Thoughts on using chest CTs to screen for ASD
A recent preprint written by a friend from high school looked at using chest CT images as a biomarker for predicting autism spectrum disorder (ASD). Here is the paper: Islam et al, 2023.
It is surprising that lung geometries can be informative in diagnosing ASD, a predominately neurological and behavioral condition. A paper in 2013 Stewart and Klar, 2013 retrospectively identified “doublets”, branching anomalies in lung airways, in all patients with ASD (n=49) and never in non-ASD patients (n=410).
Other respiratory signs of ASD have been identified related to cycles of apnea and hyperventiliation McCormick et al, 2018. Could we continuously monitor breath sounds with a phone and detect these dysrythmias? A device placed near a baby’s crib could record, analyze, identify these dysregulated breathing patterns (algorithms for detecting pre-defined patterns in audio time series are well-developed), and raise notification to the parent if it occurs consistently over time.
Other markers for ASD are being developed like those at the Wall lab at Stanford looking at WGS genomic algorithms, and gut microbiome composition. As far as I am aware, Islam et al, 2023 is the first study assess ASD status from a chest CT. In summary, their approach was to: 1) extract lung geometry of conducting airways from chest CT images, 2) extract 13 bifurcations worth of angles (26 angles), 3) normalize angles to N(0,1) per patient, 4) Project down to k dimensions by PCA, 5) leave one out cross-validation with SVM model. Average classification accuracy was around 0.7 (Figure 5) looking across PC dimensions. It may be interesting to also consider AUCs as the performance metric to evaluate. To be more disciplined, the choice of k for the dimensionality reduction could be set to k such that 90% of the variance is explained by the PC vectors.
Before step 4, a subset of the 26 angles was chosen. This was done combinatorically by evaluating all 26 choose p combinations of angles with p going from 2 to 8. Beyond 8, the combinationarial options were infeasible for their computing setup. Maximum classification accuracy (across all k PC dimensions tested) approached 0.85 across angle subsets (Figure 6). This maximum measure does not capture the overall performance across PC dimensions which may be misleading. Figure 6 could be reconfigured to be a boxplot at each subset value where each point is the model performance at a given k dimensional subspace. In my view, a more disciplined biologically-informed approach for angle selection would be preferred.

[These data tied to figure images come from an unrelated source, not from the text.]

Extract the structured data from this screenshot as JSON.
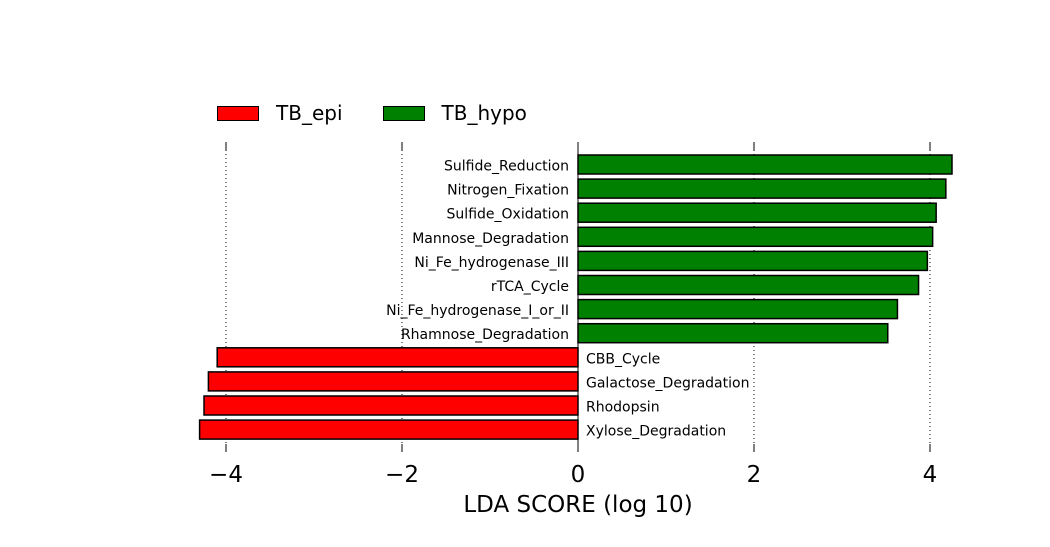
{
  "chart_data": {
    "type": "bar",
    "orientation": "horizontal",
    "xlabel": "LDA SCORE (log 10)",
    "xlim": [
      -5,
      5
    ],
    "xticks": [
      -4,
      -2,
      0,
      2,
      4
    ],
    "xtick_labels": [
      "−4",
      "−2",
      "0",
      "2",
      "4"
    ],
    "grid": "vertical-dotted",
    "legend": [
      {
        "name": "TB_epi",
        "color": "#ff0000"
      },
      {
        "name": "TB_hypo",
        "color": "#008000"
      }
    ],
    "legend_position": "top-left",
    "categories": [
      "Sulfide_Reduction",
      "Nitrogen_Fixation",
      "Sulfide_Oxidation",
      "Mannose_Degradation",
      "Ni_Fe_hydrogenase_III",
      "rTCA_Cycle",
      "Ni_Fe_hydrogenase_I_or_II",
      "Rhamnose_Degradation",
      "CBB_Cycle",
      "Galactose_Degradation",
      "Rhodopsin",
      "Xylose_Degradation"
    ],
    "values": [
      4.25,
      4.18,
      4.07,
      4.03,
      3.97,
      3.87,
      3.63,
      3.52,
      -4.1,
      -4.2,
      -4.25,
      -4.3
    ],
    "groups": [
      "TB_hypo",
      "TB_hypo",
      "TB_hypo",
      "TB_hypo",
      "TB_hypo",
      "TB_hypo",
      "TB_hypo",
      "TB_hypo",
      "TB_epi",
      "TB_epi",
      "TB_epi",
      "TB_epi"
    ]
  }
}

Performance and machine learning considerations aside, let us dig into the clinical utility of a chest CT based biomarker for ASD should it be validated. The target population for such a screening population is young children presenting with illness requiring a chest CT to a hospital. Chest CTs are not a light undertaking. Therefore, this tool would be best for young children before they reach major developmental milestones from which ASD can start to be diagnosed. Children presenting with enough concern for a chest CT likely have respiratory disease. Do respiratory illnesses affect bifurcation angles? Answering this question is critical in establishing the possibility of using such an approach to inform ASD status.
The patients in this study were ~15 years old on average, which is significantly older than a target screening population (likely <3 years old). There is some evidence that these branching anomalies are established in utero and are maintained as people age Stewart and Klar, 2013. Further assessment of a chest CT approach to ASD diagnosis would require a larger sample size of the target patient population described above and principled design of a ML model for classification.
The discovery of airway doublets and respiratory dysrythmias suggests that there is some connection between ASD and lung development and coordination. Cerebellar and other brain region differences have been noted in patients with ASD and these differences may contribute to systemic effects - lung and beyond. More broadly, this encourages us to look for biomarkers in places beyond sequencing the genome and in the primary affected organ system.